JW se incorporó. Le daba miedo correrse. Ella mantuvo su polla en la mano. Se estiró hacia la mesilla de noche. Buscaba algo. Él quería penetrarla y no entendía qué estaba haciendo. Ella volvió a inclinarse. Luego abrió un condón.
JW angustiado; odiaba los condones. Dijo:
—¿Hace falta eso?
—No vengas con bromas, JW. Claro que sí.
Él lamentó siquiera haberlo mencionado. Tenía que intentarlo. Ella se lo puso y tiró de él hacia sí. Justo antes de que le fuera a guiar dentro de ella, se le bajó. Intentó reírse. Ella le miró inquisitiva. JW suspiró. Se tumbó boca arriba.
Sophie preguntó:
—¿Tú y los condones no combináis bien o qué?

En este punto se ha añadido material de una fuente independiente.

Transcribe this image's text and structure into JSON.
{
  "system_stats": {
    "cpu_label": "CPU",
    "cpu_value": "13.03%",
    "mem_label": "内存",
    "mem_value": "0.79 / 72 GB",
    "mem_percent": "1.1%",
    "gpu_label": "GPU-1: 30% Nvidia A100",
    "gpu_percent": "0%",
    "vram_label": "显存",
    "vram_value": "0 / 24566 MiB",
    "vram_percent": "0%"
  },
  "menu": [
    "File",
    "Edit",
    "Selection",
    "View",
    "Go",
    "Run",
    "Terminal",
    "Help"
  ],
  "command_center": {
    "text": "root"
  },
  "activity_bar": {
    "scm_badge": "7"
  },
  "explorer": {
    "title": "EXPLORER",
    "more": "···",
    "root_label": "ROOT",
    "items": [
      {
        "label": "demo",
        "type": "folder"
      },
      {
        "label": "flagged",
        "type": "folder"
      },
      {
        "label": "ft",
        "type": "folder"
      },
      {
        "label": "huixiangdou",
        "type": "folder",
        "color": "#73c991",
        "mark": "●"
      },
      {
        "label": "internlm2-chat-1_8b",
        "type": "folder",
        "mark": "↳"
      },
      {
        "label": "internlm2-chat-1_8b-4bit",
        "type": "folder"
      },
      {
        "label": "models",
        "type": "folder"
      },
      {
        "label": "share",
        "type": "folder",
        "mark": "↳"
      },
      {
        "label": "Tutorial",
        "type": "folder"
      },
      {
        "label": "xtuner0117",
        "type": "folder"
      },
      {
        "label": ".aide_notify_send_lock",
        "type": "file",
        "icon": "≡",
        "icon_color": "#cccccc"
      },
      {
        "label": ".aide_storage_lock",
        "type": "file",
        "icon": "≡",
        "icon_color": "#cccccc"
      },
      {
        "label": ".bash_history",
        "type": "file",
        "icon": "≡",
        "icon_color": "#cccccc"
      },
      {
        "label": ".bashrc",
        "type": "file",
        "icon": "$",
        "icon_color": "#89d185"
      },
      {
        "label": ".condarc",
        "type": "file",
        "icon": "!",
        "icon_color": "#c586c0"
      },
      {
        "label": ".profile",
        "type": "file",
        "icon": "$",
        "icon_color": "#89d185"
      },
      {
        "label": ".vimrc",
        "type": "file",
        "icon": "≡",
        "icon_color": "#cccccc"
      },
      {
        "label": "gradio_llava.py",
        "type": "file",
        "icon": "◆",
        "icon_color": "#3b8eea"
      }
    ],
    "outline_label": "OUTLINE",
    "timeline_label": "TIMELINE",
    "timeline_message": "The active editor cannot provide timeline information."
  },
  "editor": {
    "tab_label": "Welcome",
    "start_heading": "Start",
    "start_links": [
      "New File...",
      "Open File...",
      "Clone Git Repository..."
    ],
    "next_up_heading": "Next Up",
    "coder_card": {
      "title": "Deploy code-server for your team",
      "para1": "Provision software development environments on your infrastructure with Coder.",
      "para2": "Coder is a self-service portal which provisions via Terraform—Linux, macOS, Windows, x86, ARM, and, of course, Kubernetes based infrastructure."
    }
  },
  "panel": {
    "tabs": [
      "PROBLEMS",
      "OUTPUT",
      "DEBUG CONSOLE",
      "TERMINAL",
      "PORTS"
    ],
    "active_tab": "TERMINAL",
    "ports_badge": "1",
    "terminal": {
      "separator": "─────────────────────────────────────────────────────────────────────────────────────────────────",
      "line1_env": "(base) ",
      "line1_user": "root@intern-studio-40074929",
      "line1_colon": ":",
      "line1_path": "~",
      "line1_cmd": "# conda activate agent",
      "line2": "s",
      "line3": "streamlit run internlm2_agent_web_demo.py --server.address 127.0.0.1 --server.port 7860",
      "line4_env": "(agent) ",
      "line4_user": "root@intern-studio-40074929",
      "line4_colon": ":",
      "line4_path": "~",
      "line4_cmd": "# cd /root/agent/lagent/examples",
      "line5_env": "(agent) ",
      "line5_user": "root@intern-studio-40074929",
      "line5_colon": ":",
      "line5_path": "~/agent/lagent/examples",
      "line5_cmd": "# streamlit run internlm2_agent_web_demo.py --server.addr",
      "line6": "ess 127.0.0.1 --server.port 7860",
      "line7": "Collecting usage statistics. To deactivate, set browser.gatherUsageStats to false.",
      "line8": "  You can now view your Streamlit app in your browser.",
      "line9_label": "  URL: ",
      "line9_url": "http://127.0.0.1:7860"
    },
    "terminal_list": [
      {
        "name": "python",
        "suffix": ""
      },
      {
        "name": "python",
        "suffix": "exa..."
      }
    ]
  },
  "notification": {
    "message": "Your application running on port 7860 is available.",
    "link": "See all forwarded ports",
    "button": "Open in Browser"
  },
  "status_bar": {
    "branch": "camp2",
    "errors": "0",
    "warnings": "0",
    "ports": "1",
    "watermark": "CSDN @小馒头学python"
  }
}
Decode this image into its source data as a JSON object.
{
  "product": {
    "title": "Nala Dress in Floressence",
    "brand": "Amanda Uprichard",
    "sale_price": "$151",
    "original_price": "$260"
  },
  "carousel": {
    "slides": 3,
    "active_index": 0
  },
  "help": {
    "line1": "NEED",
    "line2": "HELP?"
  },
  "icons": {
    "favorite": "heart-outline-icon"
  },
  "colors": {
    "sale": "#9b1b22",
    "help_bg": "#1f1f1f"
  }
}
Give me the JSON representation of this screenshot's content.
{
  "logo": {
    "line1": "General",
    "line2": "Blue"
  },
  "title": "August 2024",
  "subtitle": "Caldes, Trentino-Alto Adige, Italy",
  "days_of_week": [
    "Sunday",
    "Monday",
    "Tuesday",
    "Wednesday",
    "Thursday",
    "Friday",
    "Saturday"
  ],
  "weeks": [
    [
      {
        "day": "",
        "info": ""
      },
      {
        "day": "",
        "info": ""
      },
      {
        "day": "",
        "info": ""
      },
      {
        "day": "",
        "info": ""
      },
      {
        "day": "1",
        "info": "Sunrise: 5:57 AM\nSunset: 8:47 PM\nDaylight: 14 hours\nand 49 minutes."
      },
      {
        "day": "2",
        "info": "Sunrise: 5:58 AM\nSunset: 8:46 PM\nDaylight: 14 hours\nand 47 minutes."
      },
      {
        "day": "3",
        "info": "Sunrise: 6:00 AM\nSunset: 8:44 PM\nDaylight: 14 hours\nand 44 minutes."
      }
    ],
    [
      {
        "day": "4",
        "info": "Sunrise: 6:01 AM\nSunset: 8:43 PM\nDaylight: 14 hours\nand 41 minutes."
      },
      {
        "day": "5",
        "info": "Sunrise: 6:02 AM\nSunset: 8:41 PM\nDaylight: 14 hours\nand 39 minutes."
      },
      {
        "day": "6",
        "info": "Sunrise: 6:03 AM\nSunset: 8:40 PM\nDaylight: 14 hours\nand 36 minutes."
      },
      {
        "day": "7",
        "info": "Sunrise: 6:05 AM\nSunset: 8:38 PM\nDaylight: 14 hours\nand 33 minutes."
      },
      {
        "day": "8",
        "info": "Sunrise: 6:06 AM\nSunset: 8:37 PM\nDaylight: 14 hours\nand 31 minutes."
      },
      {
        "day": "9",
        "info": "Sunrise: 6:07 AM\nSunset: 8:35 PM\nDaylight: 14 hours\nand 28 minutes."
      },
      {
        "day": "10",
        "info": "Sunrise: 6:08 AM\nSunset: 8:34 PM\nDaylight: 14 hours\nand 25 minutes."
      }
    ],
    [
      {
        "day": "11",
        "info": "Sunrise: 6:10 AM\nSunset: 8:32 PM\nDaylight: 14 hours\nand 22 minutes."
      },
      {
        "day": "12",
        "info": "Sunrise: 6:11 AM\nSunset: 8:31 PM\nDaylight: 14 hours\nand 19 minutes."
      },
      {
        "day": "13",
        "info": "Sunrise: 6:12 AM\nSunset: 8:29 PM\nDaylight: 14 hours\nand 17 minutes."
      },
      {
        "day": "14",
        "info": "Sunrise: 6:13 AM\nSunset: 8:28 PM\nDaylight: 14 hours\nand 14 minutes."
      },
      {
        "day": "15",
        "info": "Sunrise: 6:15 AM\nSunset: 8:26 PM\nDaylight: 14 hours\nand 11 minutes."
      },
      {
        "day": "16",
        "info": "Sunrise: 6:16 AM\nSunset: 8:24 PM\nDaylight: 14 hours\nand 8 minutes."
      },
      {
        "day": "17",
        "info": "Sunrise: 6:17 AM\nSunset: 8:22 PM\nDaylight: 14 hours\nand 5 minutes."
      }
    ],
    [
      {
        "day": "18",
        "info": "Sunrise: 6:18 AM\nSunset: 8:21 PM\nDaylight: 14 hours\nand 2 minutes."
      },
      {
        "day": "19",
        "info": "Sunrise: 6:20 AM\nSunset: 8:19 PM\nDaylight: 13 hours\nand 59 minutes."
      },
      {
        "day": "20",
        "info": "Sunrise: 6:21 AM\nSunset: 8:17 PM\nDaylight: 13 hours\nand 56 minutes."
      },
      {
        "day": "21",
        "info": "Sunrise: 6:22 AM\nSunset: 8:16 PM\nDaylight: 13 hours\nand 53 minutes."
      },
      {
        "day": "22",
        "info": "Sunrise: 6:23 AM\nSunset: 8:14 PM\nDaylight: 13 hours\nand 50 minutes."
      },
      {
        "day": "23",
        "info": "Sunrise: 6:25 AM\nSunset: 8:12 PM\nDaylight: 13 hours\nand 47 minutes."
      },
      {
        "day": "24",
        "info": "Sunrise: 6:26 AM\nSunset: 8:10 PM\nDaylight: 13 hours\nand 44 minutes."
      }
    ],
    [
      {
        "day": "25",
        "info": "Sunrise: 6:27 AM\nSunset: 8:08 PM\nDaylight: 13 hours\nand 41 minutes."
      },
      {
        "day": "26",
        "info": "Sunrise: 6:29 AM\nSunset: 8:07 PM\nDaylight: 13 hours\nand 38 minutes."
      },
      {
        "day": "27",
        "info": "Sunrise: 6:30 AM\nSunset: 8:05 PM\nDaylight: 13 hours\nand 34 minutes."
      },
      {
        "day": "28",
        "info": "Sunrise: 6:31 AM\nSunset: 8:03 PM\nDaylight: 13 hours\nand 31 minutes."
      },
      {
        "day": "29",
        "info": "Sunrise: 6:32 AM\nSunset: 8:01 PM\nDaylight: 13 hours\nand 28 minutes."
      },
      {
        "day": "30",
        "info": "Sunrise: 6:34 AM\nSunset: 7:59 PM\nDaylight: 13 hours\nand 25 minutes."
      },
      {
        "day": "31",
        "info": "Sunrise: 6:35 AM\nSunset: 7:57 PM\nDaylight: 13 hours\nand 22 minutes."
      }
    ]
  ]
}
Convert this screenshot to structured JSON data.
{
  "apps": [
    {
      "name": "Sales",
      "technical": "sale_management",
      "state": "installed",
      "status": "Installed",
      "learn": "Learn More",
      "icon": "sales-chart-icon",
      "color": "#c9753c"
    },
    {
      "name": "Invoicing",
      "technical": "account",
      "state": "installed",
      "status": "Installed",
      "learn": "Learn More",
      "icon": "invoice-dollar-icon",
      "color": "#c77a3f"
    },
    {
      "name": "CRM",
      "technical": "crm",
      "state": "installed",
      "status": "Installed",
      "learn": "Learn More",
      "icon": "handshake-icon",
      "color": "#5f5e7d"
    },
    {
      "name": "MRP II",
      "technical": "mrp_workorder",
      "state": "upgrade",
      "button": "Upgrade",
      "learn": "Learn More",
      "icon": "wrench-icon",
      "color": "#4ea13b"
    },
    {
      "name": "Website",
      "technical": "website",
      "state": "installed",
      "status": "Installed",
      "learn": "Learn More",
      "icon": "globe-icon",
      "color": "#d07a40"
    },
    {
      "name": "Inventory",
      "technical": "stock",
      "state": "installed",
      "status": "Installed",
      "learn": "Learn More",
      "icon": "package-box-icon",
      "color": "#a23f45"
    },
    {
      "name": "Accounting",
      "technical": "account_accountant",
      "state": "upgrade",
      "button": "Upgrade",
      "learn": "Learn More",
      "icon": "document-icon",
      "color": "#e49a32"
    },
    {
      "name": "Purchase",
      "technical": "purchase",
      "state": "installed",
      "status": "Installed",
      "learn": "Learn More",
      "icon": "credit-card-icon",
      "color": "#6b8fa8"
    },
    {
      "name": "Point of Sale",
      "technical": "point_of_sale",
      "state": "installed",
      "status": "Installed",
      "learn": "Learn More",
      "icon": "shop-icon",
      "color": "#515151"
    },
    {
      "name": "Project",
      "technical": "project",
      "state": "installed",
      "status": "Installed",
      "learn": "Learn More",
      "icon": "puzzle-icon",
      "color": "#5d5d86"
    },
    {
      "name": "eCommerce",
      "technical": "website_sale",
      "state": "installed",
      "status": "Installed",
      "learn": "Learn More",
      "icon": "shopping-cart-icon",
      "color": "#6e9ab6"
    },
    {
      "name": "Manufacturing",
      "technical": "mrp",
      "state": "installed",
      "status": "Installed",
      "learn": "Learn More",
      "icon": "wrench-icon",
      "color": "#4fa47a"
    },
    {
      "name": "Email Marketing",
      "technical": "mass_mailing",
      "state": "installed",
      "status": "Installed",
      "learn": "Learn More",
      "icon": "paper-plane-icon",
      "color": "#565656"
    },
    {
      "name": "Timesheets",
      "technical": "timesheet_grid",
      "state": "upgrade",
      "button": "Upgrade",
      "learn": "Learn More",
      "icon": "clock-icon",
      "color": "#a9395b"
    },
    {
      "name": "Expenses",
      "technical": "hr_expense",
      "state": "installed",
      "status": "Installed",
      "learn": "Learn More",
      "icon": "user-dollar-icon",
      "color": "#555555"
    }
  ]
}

—Joder, Sophie, estoy tan contento… —Estuvo a punto de decir que era el día más feliz de su vida pero se cortó, ya había dicho demasiado. Era innecesario abrirse más, aunque ella era la más maravillosa—. No sé qué pasa. Es que no funciono muy bien con las gomas.
El condón le colgaba. Ella tiró de él. Empezó a besarle la polla. De nuevo se le puso dura. Ella tiró de la piel hacia abajo y le lamió la punta. Besó los testículos. Se le puso durísima. Ella cogió un nuevo condón del mismo cajón. JW intentó relajarse. Cogió el condón él. Se lo puso. Se tumbó boca arriba. La puso a ella encima. Ella le cogió la polla para colocarla bien.
Olía a látex.
Se le bajó.
Ella dijo:
—No pasa nada, les pasa a todos los chicos.
JW pensó en una lista de las mentiras más habituales que había leído dos años antes en el suplemento På Stan de DN.